The slightly partitioned Beaver Bar (named for the taxidermied critter standing guard, an homage to the source of Astor's fortune) makes for a livelier evening than the main dining room. Watch the black-and-white films on the television screen or listen to the piano player's ditties while you tipple the citrusy Odd McIntyre ($9) or the happily astringent Valentino ($10), blushing red from Campari. A stiff gin martini-esque Astoria ($9) certainly alleviates the day's stress, and the Fedora Punch ($10) will stir memories of the isles beyond Manhattan. An equally affordable wine list features mostly American producers. Though should you be in the mood to celebrate, check out the $58 Fort Ross 2007 Pinot Noir, a sumptuous but not heavy libation.
Given the drinks scene and hospitable service, a visit won't be a total bust.
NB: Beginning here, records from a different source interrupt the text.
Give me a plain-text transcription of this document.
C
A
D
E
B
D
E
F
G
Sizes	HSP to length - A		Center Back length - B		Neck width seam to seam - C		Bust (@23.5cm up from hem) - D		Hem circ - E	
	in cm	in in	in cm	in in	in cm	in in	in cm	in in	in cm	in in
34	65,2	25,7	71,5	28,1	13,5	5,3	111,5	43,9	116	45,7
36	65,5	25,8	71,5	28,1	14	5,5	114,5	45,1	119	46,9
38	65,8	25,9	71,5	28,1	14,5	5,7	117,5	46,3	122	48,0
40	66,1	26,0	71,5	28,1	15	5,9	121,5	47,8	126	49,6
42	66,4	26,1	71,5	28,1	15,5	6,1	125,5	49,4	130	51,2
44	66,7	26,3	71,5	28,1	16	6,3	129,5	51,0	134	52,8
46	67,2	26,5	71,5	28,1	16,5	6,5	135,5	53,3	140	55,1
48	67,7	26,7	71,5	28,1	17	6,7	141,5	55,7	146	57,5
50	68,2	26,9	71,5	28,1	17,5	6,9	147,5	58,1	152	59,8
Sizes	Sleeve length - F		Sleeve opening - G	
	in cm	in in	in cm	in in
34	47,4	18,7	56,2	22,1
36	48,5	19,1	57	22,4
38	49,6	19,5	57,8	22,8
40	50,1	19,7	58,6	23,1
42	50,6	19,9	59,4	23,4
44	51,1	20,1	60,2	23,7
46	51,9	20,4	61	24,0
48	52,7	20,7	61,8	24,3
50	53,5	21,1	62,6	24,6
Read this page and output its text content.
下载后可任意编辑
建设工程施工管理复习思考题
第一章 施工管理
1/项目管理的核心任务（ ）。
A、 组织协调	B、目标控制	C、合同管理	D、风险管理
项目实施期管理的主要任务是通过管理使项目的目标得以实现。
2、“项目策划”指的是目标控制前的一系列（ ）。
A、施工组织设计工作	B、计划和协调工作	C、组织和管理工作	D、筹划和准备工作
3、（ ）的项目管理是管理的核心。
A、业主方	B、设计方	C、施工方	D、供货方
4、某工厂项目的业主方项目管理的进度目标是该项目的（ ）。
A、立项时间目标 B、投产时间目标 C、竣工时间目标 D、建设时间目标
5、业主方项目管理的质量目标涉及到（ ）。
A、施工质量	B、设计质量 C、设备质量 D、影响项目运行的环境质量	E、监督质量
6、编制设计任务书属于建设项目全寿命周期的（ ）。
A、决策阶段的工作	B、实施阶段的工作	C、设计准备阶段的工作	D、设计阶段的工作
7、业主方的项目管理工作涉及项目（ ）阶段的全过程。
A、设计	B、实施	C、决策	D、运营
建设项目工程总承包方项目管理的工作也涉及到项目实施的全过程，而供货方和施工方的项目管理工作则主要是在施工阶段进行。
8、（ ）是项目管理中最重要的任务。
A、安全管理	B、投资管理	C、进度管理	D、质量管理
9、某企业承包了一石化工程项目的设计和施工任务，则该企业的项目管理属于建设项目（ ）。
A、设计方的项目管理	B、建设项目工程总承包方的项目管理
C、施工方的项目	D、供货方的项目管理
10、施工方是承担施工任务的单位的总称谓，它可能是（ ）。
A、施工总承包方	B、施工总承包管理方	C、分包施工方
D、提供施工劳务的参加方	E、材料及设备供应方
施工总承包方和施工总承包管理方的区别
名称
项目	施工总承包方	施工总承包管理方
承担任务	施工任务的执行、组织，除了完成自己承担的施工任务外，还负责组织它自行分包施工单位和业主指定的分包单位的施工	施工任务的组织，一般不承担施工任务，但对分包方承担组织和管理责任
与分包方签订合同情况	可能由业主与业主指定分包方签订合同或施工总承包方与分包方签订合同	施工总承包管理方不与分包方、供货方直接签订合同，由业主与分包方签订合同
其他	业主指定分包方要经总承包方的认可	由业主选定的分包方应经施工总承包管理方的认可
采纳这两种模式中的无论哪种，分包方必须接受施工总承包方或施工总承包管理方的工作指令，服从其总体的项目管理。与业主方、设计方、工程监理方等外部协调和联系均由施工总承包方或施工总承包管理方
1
Moreover, the restaurant appears to be in transition now that Giancarlo Autenzio, formerly the sous-chef, has taken the helm. It has also recently lowered its prices and begun bolstering the menu with more mainstream offerings. Indeed, buttery and mildly seasoned foods that were trendy back in the day just don't suit today's palates, which are constantly barraged by salt and spice (so bye-bye, hunkering $38 two-pound lobster thermidor—you won't be missed). But without the proper execution of the classic dishes that remain, the Astor Room will leave you wishing that much of the fare coming from the kitchen had been left in the past.